I’m sure Jessica isn’t the only one feeling this kind of frustration. If you want to build strong workplace relationships, make a habit of being mentally present for everyone you deal with. This means actually listening to what she is saying, focusing on him rather than everything else going on in the room and ignoring electronic interruptions.
In-person communication is a beautiful thing. When someone comes to your office or cube, decide right then and there if you have time to talk. If you don’t, say so. If you do have time, but only a little bit, ask if it’s enough. You don’t necessarily have to drop everything for the person, but once you make the commitment to have a dialogue, be respectful. Remember that her time is important too and give her your full attention. Doing this will set you apart from the scores of employees who believe that sitting across the desk from another person means you’re communicating
.
Totally agree.

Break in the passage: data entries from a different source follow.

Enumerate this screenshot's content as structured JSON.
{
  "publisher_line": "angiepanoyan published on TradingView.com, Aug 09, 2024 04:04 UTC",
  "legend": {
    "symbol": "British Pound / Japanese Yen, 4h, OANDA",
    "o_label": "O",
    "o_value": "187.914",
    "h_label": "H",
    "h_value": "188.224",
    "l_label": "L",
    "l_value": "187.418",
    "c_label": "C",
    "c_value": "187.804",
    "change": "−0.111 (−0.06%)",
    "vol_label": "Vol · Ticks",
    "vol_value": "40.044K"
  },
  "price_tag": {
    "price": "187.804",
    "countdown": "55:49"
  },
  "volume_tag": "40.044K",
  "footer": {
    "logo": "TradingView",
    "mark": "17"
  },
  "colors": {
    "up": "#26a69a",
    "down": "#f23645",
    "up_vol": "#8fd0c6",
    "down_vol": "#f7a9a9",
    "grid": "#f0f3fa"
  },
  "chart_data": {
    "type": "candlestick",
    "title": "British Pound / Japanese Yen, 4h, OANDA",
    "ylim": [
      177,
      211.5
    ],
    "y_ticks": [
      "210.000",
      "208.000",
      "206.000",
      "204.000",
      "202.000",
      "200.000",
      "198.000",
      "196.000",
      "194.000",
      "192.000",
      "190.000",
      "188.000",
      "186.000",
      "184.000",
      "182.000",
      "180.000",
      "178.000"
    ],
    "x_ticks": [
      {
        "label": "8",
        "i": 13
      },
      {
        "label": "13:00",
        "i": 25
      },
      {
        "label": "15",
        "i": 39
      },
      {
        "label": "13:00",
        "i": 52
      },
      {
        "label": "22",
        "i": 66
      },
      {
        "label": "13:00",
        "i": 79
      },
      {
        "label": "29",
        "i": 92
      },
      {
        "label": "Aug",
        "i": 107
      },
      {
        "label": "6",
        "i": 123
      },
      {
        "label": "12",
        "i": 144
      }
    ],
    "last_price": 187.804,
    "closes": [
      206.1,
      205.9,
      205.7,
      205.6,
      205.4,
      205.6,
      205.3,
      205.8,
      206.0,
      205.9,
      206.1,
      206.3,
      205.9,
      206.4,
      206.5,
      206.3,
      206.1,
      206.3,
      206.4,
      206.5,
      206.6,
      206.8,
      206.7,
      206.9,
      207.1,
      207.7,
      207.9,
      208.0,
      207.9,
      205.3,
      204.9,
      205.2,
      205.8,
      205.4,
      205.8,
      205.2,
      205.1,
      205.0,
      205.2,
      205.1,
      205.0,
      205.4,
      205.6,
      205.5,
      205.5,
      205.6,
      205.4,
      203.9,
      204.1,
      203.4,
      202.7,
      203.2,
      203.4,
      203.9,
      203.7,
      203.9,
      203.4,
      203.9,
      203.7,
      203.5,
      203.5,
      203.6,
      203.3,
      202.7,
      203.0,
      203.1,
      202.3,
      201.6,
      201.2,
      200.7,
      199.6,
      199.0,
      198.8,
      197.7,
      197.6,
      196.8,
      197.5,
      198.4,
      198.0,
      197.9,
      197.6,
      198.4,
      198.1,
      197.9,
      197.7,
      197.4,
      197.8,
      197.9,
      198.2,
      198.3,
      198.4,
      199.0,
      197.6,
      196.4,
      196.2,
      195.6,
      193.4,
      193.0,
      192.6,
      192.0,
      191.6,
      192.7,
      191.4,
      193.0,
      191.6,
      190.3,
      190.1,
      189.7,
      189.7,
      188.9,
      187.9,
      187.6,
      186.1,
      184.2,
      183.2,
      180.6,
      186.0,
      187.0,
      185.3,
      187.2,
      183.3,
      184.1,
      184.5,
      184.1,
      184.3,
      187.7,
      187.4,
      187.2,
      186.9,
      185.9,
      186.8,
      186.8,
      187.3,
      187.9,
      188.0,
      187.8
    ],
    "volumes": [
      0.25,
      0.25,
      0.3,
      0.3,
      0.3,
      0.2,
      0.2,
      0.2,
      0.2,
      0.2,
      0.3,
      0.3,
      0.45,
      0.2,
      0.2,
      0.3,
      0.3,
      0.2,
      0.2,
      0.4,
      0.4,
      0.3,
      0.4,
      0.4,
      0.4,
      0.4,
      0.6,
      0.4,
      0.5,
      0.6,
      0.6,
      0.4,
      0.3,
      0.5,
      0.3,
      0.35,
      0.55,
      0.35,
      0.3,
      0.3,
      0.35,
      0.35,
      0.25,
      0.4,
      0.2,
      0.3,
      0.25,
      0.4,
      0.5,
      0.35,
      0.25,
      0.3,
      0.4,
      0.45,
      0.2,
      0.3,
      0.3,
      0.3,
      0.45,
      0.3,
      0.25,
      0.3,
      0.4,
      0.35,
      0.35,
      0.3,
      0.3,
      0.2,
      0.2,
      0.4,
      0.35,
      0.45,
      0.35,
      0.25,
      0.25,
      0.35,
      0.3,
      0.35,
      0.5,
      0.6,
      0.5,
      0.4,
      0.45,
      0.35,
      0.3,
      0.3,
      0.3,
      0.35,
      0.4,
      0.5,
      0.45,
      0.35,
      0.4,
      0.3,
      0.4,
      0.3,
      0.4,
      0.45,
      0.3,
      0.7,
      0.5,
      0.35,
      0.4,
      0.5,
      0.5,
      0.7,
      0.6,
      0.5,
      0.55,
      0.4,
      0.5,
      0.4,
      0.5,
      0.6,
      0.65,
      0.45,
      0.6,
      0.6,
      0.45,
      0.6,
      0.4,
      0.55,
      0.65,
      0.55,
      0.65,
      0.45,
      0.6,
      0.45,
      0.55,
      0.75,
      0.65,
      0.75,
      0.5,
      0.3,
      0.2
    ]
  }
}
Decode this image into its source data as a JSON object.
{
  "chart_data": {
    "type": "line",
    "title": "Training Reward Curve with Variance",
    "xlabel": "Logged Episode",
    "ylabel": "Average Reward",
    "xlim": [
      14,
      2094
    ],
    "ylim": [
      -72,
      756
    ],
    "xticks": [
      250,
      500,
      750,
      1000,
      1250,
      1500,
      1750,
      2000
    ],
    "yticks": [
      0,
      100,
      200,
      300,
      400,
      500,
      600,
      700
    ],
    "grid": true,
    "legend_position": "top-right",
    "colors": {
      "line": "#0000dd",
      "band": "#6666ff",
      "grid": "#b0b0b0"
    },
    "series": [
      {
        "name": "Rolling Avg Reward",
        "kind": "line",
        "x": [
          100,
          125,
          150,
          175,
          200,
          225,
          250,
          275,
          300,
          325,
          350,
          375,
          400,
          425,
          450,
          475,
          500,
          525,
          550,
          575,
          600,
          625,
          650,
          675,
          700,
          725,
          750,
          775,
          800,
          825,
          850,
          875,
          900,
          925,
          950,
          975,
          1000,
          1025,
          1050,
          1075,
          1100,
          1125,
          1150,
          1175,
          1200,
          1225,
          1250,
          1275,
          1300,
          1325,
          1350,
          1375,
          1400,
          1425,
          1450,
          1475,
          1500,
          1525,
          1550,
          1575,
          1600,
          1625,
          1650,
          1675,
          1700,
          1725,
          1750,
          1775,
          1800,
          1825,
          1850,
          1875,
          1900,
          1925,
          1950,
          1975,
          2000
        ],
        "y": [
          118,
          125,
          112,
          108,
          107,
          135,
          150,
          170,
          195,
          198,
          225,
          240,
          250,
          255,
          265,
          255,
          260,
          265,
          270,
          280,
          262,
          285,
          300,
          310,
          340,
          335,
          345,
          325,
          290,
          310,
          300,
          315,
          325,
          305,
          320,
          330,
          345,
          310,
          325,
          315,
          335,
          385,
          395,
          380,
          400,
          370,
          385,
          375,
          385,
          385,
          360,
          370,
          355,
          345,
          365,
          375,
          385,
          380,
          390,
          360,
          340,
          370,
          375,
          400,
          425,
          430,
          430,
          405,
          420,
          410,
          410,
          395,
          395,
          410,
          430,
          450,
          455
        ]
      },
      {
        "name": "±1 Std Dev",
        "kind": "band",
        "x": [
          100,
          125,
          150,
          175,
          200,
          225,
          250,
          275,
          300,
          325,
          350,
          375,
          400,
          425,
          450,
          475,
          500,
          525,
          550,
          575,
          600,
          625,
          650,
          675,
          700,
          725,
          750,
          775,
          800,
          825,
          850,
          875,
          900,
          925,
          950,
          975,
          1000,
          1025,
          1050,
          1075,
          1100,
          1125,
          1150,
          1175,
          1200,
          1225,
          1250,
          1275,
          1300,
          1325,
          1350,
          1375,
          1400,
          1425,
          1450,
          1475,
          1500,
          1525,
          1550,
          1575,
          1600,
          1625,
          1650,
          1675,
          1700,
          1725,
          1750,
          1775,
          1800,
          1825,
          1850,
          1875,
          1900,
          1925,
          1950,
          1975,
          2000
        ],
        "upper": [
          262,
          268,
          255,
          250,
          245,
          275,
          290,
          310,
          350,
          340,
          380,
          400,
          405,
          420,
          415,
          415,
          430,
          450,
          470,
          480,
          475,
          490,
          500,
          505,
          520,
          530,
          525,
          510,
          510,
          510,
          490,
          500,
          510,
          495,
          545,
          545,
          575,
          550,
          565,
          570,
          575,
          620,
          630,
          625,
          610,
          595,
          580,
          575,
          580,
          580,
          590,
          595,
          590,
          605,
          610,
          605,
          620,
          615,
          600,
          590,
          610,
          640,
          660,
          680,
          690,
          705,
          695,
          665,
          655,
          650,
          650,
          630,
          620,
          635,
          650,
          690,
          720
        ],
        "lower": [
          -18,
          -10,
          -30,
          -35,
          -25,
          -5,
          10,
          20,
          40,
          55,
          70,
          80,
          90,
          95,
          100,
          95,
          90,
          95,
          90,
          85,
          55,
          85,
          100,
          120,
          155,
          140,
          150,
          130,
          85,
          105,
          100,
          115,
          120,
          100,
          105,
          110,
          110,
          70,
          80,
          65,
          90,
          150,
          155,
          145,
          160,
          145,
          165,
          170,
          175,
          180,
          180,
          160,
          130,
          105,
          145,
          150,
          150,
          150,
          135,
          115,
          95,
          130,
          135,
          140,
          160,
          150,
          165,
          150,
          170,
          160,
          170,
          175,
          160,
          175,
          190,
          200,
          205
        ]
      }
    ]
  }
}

In the age of emailing someone who sits right across from you, instead of walking your lazy bones the five feet to their desk, in-person communication is slowly becoming a thing of the past. Don't let the age of technology stifle your personal relationships. A few minutes, face-to-face, can be 10 times more productive and fulfilling than an all-day email exchange. Just because we have the capability to electronically "connect" with others at any time, doesn't mean we should.
Posted by: Megan Gentille, LaSalle Network | September 10, 2009 at 02:47 PM
@Megan: Thanks so much for the comment. Appreciate you taking the time to share your feedback.
Posted by: Alexandra Levit | September 11, 2009 at 02:22 AM
Many of my clients who are client relationship professionals are very resistant to using email for conversation with their clients. They insist on phone and regular face-to-face meetings. They have found what I've argued for a long time: email is dangerous, it is profoundly open to misunderstanding,in some relationships can easily set you up for liability issues--and should be kept to the minimum. My architectural clients are in complete agreement--and have maintained that stance as much as possible.
Lawyers also refuse to put much in email for the same reasons.
Senior execs tend to keep email at a minimum, meeting times, confirmations, etc.
These same lessons apply to interpersonal relationships of nearly any kind. The less put in email the better.
I discuss the importance and value of face-to-face and nonverbal here: http://bit.ly/1PQKZF
Posted by: Dan Erwin | September 11, 2009 at 10:48 PM
@Dan E: Thanks for the link. In this litigious society, one really should be careful about real or virtual paper trails. Thanks for making that point.